Dynamic-Static Collaboration for Unsupervised Domain Adaptive Video-Based Visible-Infrared Person Re-Identification
Abstract
Abstract Video-based visible-infrared person re-identification (VVI-ReID) aims to match pedestrian sequences across modalities for all-day surveillance. While supervised methods have shown progress, their dependence on large-scale cross-modal annotations limits scalability. We investigate the task of unsupervised domain adaptation for VVI-ReID (UDA-VVI-ReID), where a model trained on a labeled source domain is adapted to an unlabeled target domain.
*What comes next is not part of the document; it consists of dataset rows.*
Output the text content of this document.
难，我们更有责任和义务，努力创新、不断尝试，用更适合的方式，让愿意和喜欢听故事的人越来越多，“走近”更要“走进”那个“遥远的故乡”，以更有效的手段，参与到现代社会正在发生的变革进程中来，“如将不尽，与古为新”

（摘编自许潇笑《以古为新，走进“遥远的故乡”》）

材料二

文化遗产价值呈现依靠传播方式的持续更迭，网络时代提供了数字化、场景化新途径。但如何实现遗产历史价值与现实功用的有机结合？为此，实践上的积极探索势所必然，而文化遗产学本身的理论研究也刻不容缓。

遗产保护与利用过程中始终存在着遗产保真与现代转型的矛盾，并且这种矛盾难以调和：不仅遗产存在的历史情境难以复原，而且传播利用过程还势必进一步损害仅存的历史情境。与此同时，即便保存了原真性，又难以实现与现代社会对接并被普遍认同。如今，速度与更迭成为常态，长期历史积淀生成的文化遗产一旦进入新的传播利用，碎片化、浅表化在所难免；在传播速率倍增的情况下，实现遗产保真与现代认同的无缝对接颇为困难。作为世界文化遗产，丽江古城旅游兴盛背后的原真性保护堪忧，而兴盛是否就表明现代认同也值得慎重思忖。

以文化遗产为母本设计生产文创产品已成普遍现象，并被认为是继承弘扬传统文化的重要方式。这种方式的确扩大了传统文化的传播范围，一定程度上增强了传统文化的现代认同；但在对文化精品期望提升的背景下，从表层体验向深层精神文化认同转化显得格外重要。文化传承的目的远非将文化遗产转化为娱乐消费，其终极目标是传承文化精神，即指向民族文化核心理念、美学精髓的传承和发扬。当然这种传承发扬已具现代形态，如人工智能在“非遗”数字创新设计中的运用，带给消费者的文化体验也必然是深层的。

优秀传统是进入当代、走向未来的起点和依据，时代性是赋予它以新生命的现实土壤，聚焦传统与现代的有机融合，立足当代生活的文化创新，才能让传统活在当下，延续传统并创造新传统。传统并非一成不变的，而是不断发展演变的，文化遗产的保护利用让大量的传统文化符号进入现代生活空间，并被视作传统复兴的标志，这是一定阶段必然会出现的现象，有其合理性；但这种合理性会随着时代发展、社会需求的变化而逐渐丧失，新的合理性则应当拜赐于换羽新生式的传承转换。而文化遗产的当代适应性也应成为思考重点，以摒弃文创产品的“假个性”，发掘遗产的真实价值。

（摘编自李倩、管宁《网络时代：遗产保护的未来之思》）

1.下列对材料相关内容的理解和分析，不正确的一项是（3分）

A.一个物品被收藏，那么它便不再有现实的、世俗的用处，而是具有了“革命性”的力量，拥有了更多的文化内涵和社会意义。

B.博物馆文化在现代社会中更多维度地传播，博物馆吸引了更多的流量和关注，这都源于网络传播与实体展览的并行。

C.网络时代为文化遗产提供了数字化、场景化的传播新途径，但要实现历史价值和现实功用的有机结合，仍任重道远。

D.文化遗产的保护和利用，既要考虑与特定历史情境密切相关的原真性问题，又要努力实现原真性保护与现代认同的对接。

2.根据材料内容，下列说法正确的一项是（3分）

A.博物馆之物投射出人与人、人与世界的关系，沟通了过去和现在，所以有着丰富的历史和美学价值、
Directly extending existing image-based unsupervised VI-ReID methods to video scenarios by simply averaging frame-level features is suboptimal, as this naive strategy neglects the rich temporal dynamics in video data and leads to unreliable pseudo-labels due to occlusion-induced noise. To overcome these limitations, we propose a Dynamic-Static Collaboration (DSC) framework that explicitly leverages the complementary strengths of motion and appearance cues. The Dynamic-Static Label Unification (DSLU) module refines pseudo-labels by validating the consistency between static and dynamic predictions. Based on these labels, the Dynamic-Static Joint Learning (DSJL) module performs neighbor-aware contrastive learning in both feature spaces, promoting robust representation learning under cross-modal and temporal variations. Experiments on HITSZ-VCM and BUPTCampus show that DSC sets a strong baseline for this new task, enabling robust cross-modal video ReID without target labels.